What Analysts Are Saying About Rebound in China's Stocks, Yuan

Here’s what analysts and economists are saying about the developments:

Trump Twitter Feed

“The longer the negotiations last, the greater the prospect of passing on the tax increases as price increases,” said Paul Donovan, chief economist at UBS Group AG. “This would first be seen in core producer price inflation. Markets will need to monitor the Trump twitter feed for signals on the negotiations. If the Trump twitter feed is volatile (and the Trump twitter feed might be volatile), that could produce market volatility.”

Risk Has Risen

“The fact that the White House has increased the tariff rate suggests that the probability has risen that tariffs will increase on the remaining roughly $300 billion in imports from China that the U.S. has not yet targeted, ” said Goldman Sachs Group Inc. economists Alec Phillips and Blake Taylor.

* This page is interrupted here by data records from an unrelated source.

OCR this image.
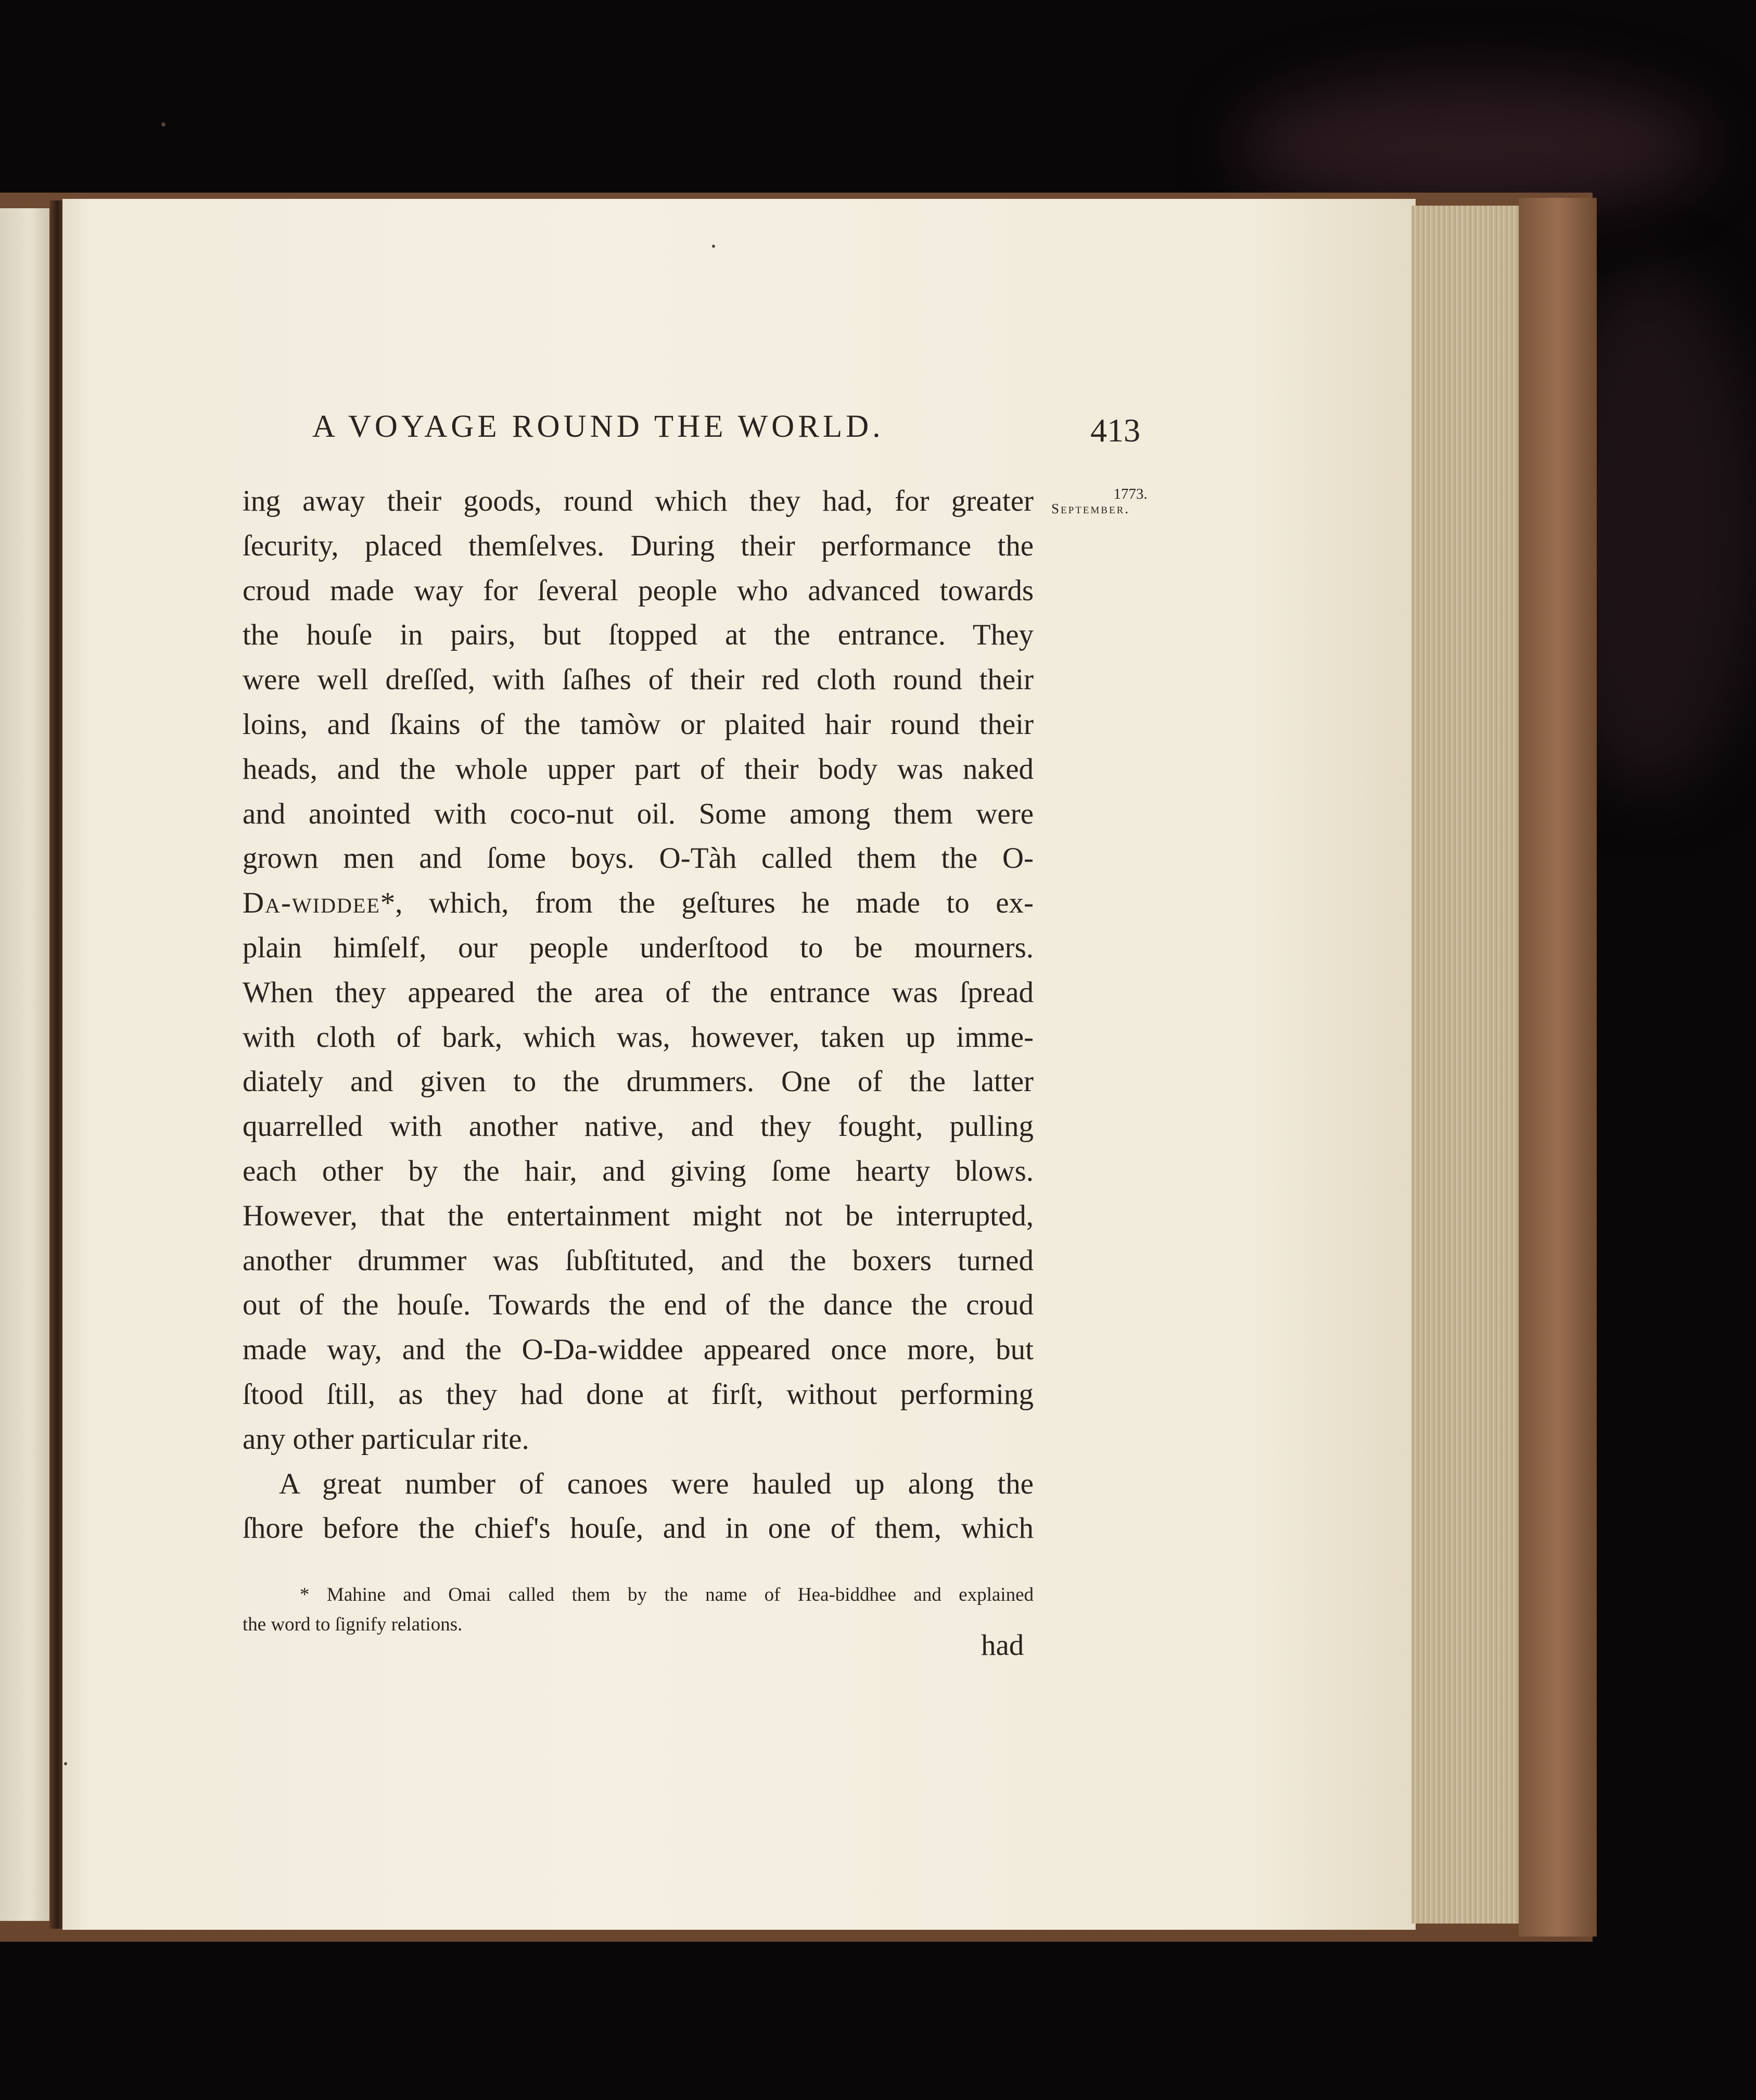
A VOYAGE ROUND THE WORLD.	413
1773.
September.
ing away their goods, round which they had, for greater
ſecurity, placed themſelves. During their performance the
croud made way for ſeveral people who advanced towards
the houſe in pairs, but ſtopped at the entrance. They
were well dreſſed, with ſaſhes of their red cloth round their
loins, and ſkains of the tamòw or plaited hair round their
heads, and the whole upper part of their body was naked
and anointed with coco-nut oil. Some among them were
grown men and ſome boys. O-Tàh called them the O-
Da-widdee*, which, from the geſtures he made to ex-
plain himſelf, our people underſtood to be mourners.
When they appeared the area of the entrance was ſpread
with cloth of bark, which was, however, taken up imme-
diately and given to the drummers. One of the latter
quarrelled with another native, and they fought, pulling
each other by the hair, and giving ſome hearty blows.
However, that the entertainment might not be interrupted,
another drummer was ſubſtituted, and the boxers turned
out of the houſe. Towards the end of the dance the croud
made way, and the O-Da-widdee appeared once more, but
ſtood ſtill, as they had done at firſt, without performing
any other particular rite.
A great number of canoes were hauled up along the
ſhore before the chief's houſe, and in one of them, which
* Mahine and Omai called them by the name of Hea-biddhee and explained
the word to ſignify relations.
had
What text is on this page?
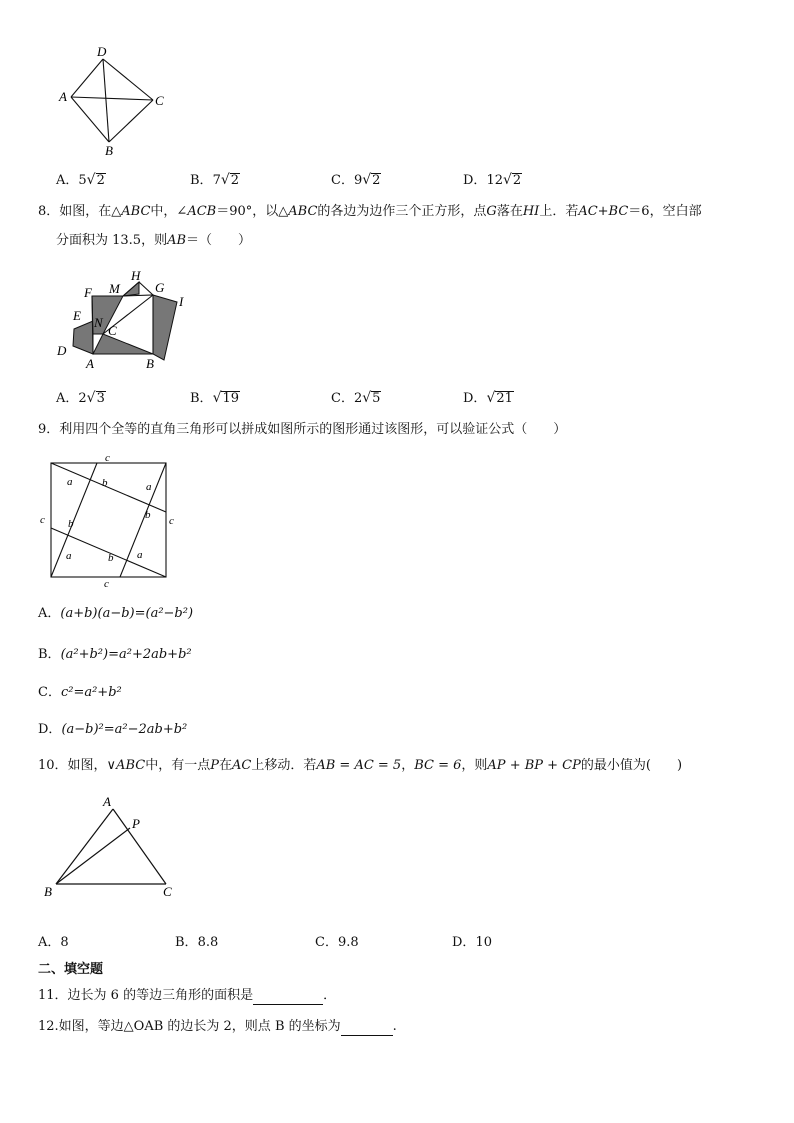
D
A	C
B
A．5√2	B．7√2	C．9√2	D．12√2
8．如图，在△ABC中，∠ACB＝90°，以△ABC的各边为边作三个正方形，点G落在HI上．若AC+BC＝6，空白部
分面积为 13.5，则AB＝（　　）
H
M	G
F
I
E N
C
D
A	B
A．2√3	B．√19	C．2√5	D．√21
9．利用四个全等的直角三角形可以拼成如图所示的图形通过该图形，可以验证公式（　　）
c
c
c	c
a	a
a	a
b
b
b
b
A．(a+b)(a−b)=(a²−b²)
B．(a²+b²)=a²+2ab+b²
C．c²=a²+b²
D．(a−b)²=a²−2ab+b²
10．如图，∨ABC中，有一点P在AC上移动．若AB = AC = 5，BC = 6，则AP + BP + CP的最小值为(　　)
A
P
B	C
A．8	B．8.8	C．9.8	D．10
二、填空题
11．边长为 6 的等边三角形的面积是	．
12.如图，等边△OAB 的边长为 2，则点 B 的坐标为	.
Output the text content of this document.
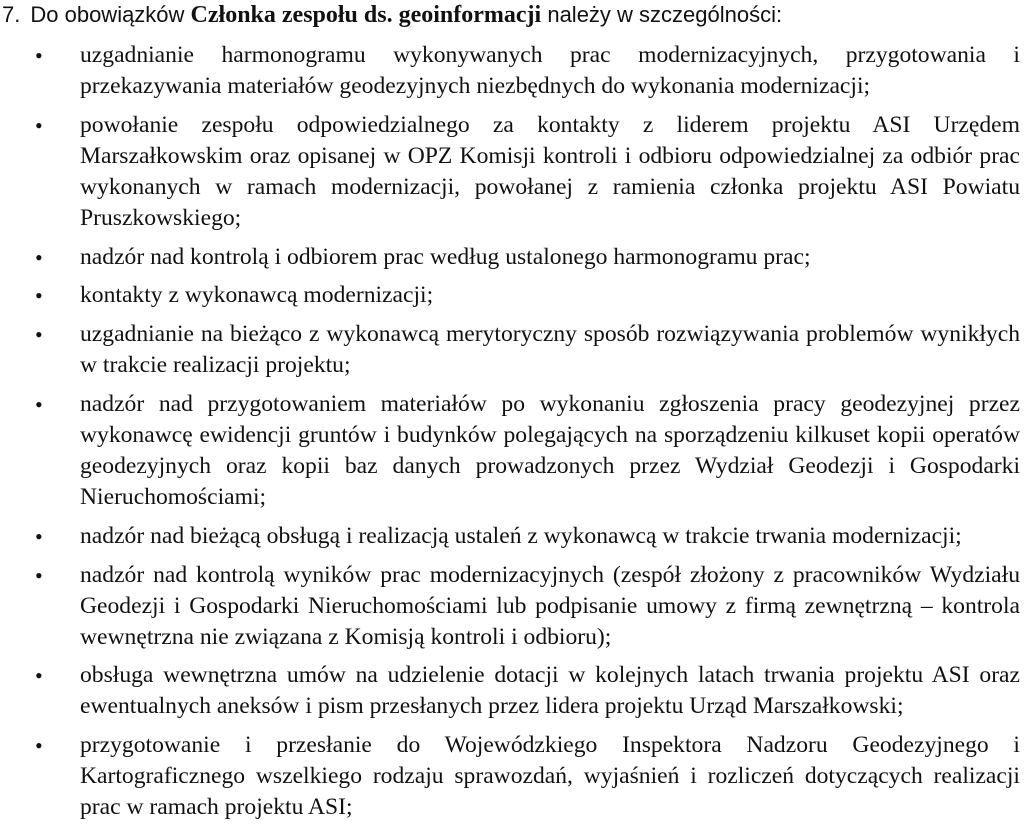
7. Do obowiązków Członka zespołu ds. geoinformacji należy w szczególności:
•	uzgadnianie harmonogramu wykonywanych prac modernizacyjnych, przygotowania i przekazywania materiałów geodezyjnych niezbędnych do wykonania modernizacji;
•	powołanie zespołu odpowiedzialnego za kontakty z liderem projektu ASI Urzędem Marszałkowskim oraz opisanej w OPZ Komisji kontroli i odbioru odpowiedzialnej za odbiór prac wykonanych w ramach modernizacji, powołanej z ramienia członka projektu ASI Powiatu Pruszkowskiego;
•	nadzór nad kontrolą i odbiorem prac według ustalonego harmonogramu prac;
•	kontakty z wykonawcą modernizacji;
•	uzgadnianie na bieżąco z wykonawcą merytoryczny sposób rozwiązywania problemów wynikłych w trakcie realizacji projektu;
•	nadzór nad przygotowaniem materiałów po wykonaniu zgłoszenia pracy geodezyjnej przez wykonawcę ewidencji gruntów i budynków polegających na sporządzeniu kilkuset kopii operatów geodezyjnych oraz kopii baz danych prowadzonych przez Wydział Geodezji i Gospodarki Nieruchomościami;
•	nadzór nad bieżącą obsługą i realizacją ustaleń z wykonawcą w trakcie trwania modernizacji;
•	nadzór nad kontrolą wyników prac modernizacyjnych (zespół złożony z pracowników Wydziału Geodezji i Gospodarki Nieruchomościami lub podpisanie umowy z firmą zewnętrzną – kontrola wewnętrzna nie związana z Komisją kontroli i odbioru);
•	obsługa wewnętrzna umów na udzielenie dotacji w kolejnych latach trwania projektu ASI oraz ewentualnych aneksów i pism przesłanych przez lidera projektu Urząd Marszałkowski;
•	przygotowanie i przesłanie do Wojewódzkiego Inspektora Nadzoru Geodezyjnego i Kartograficznego wszelkiego rodzaju sprawozdań, wyjaśnień i rozliczeń dotyczących realizacji prac w ramach projektu ASI;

“We believe an agreement is fairly likely to be reached. That said, while we believe the White House is not that likely to implement the next round of tariffs (30% probability), we believe the risk has risen somewhat now that this latest round of tariffs has at least technically taken effect.”

Limited Upside

“It will take some more time until uncertain factors on trade talks will be fully wiped out. The upside for the stock markets is looking limited,” said Ayako Sera, a strategist at Sumitomo Mitsui Trust Bank Ltd. in Tokyo.

What Will China Do?

“While we expect the impact on China’s growth to be manageable (0.2-0.3 percentage points), lingering uncertainty may trigger policy response. The next thing to watch is whether and how China would retaliate. No matter what, tensions look set to linger over the coming weeks,” said Societe Generale strategists Guy Stear and Klaus Baader.

“We need to watch how China will retaliate, if measures are not too severe -- people are expecting China to impose 25% tariff on $100 billion U.S. goods -- the stock market won’t be bad," Steven Leung, executive director of UOB Kay Hian (Hong Kong) Ltd., said by phone.

No Agreement

"I don’t think they will reach an agreement. The most likely case is that they go back home and discuss how to negotiate in the next round of talks," UOB’s Leung said.

Be More Vigilant

“Due to heightened economic and political uncertainties as a result of escalating trade conflicts, investors should be more vigilant and adopt prudent portfolio management measures -- reassess risks, reduce leverage and hedge if necessary,” Margaret Yang, a strategist at CMC Markets Singapore Pte., said in an email.